KHARTOUM (Reuters) - Sudanese Prime Minister Abdalla Hamdok told U.S. Secretary of State Mike Pompeo on Tuesday that he was not mandated to normalise ties with Israel, and the issue should not be linked to Sudan’s removal from a U.S. state sponsors of terrorism list.
Pompeo arrived from Israel on what he said was the first official non-stop flight between the two countries, as the United States looks to strengthen Sudan-Israel ties.
He met Hamdok and ruling council head Gen. Abdel Fattah al-Burhan, tweeting that Sudan’s democratic transition was a “once in a generation opportunity”. He discussed the Sudan-Israel relationship with both Hamdok and Burhan, according to State Department statements.
The United States has been restoring relations with Sudan following the ousting of former Islamist leader Omar al-Bashir in 2019 after mass protests. The country is one year into a 39-month political transition in which the military and civilians are sharing power.
Its economy is in crisis and authorities have been pushing to end the U.S. terrorism listing, which prevents Sudan from accessing financing from international lenders.
Sudan’s removal from the list “remains a critical bilateral priority for both countries”, the State Department said.
Pompeo’s visit follows an accord between Israel and the UAE this month to forge full relations, and comes as Israel and the United States push more Arab countries to follow.
In February, Burhan met Israeli Prime Minister Benjamin Netanyahu in Uganda, a meeting condemned by Sudanese protesters. He afterwards cast doubt on any rapid normalisation of relations, though Israeli aircraft soon began overflying Sudan.
Ties with Israel are a sensitive issue in Sudan, which was among the hardline Muslim foes of Israel under Bashir.

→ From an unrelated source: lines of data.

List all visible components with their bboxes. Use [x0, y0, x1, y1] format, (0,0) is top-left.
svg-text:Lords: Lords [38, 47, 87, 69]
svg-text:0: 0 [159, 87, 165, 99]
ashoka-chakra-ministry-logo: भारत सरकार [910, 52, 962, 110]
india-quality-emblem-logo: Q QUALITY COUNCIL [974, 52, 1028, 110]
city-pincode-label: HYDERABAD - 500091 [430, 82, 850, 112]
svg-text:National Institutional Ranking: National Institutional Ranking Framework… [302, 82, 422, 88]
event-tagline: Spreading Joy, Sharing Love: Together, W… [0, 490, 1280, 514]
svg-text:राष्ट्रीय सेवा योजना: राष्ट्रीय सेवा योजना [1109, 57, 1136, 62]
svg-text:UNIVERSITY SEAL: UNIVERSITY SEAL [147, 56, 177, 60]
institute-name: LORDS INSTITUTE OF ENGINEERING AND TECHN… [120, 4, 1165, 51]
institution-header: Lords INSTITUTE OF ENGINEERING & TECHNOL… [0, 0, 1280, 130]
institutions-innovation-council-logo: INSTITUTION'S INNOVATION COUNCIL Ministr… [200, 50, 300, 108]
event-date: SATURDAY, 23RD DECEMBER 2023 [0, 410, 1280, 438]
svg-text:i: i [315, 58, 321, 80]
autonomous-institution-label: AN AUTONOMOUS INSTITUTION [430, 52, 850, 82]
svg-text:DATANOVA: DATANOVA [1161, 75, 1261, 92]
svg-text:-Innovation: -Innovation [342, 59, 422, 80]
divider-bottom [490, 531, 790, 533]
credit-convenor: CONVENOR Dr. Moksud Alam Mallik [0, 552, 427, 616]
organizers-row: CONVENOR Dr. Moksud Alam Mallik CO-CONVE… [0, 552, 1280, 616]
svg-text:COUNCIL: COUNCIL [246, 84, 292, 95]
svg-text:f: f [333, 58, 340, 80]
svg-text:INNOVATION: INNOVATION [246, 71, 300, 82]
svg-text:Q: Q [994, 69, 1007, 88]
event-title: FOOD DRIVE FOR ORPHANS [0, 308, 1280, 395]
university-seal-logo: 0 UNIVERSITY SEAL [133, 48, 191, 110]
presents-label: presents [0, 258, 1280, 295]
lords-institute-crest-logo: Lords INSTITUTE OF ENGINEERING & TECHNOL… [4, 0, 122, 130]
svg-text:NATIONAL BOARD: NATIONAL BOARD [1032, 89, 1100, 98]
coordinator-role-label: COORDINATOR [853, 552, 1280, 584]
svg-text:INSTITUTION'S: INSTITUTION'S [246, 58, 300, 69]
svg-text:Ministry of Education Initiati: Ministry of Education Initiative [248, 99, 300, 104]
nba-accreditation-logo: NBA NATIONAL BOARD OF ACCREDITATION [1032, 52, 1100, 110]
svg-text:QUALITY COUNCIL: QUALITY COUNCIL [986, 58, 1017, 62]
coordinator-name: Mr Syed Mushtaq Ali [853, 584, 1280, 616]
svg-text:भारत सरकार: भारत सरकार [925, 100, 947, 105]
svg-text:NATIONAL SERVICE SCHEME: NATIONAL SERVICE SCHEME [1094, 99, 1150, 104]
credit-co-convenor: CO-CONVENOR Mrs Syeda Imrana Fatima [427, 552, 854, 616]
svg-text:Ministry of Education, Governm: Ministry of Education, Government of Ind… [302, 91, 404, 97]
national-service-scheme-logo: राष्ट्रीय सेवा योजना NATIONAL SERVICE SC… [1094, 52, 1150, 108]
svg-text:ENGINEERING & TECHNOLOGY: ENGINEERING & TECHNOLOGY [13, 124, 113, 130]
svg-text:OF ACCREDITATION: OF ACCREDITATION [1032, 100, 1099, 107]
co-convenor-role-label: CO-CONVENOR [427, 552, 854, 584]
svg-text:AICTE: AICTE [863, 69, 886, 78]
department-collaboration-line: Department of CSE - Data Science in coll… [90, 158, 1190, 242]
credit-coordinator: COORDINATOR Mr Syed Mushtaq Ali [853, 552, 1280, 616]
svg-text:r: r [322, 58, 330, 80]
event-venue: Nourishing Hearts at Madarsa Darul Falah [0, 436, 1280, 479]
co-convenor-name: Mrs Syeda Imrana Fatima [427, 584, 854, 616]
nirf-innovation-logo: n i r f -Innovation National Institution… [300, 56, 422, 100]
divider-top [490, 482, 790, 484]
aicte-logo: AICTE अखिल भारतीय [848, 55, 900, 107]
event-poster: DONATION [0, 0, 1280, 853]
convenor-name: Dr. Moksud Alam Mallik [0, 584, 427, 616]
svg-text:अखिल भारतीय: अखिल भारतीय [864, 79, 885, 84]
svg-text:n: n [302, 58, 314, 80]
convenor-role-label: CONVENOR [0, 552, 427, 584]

The government sacked its foreign ministry spokesman last week after he called the UAE decision to normalise relations with Israel “a brave and bold step”.
Hamdok’s transitional government “does not have a mandate ... to decide on normalisation with Israel”, he told Pompeo, and the matter would be decided after all Sudan’s interim bodies had been established, according to government spokesman Faisal Saleh.
“The Prime Minister called on the U.S. administration to separate the process of removing Sudan from the list of states sponsoring terrorism and the issue of normalisation with Israel,” Saleh said.
A legislative body to serve alongside the ruling council and the government is yet to be formed, a step that Pompeo noted was “crucial”.
Washington imposed sanctions on Sudan over its alleged support for militant groups and the civil war in Darfur. Trade sanctions were lifted in 2017.
Pompeo and Hamdok also agreed that reaching a deal over the operation of the Grand Ethiopian Renaissance Dam (GERD) was “crucial to regional stability”, according to the State Department.
Sudan discussed the issue on Tuesday with Ethiopian Prime Minister Abiy Ahmed, who was on a separate visit to Khartoum.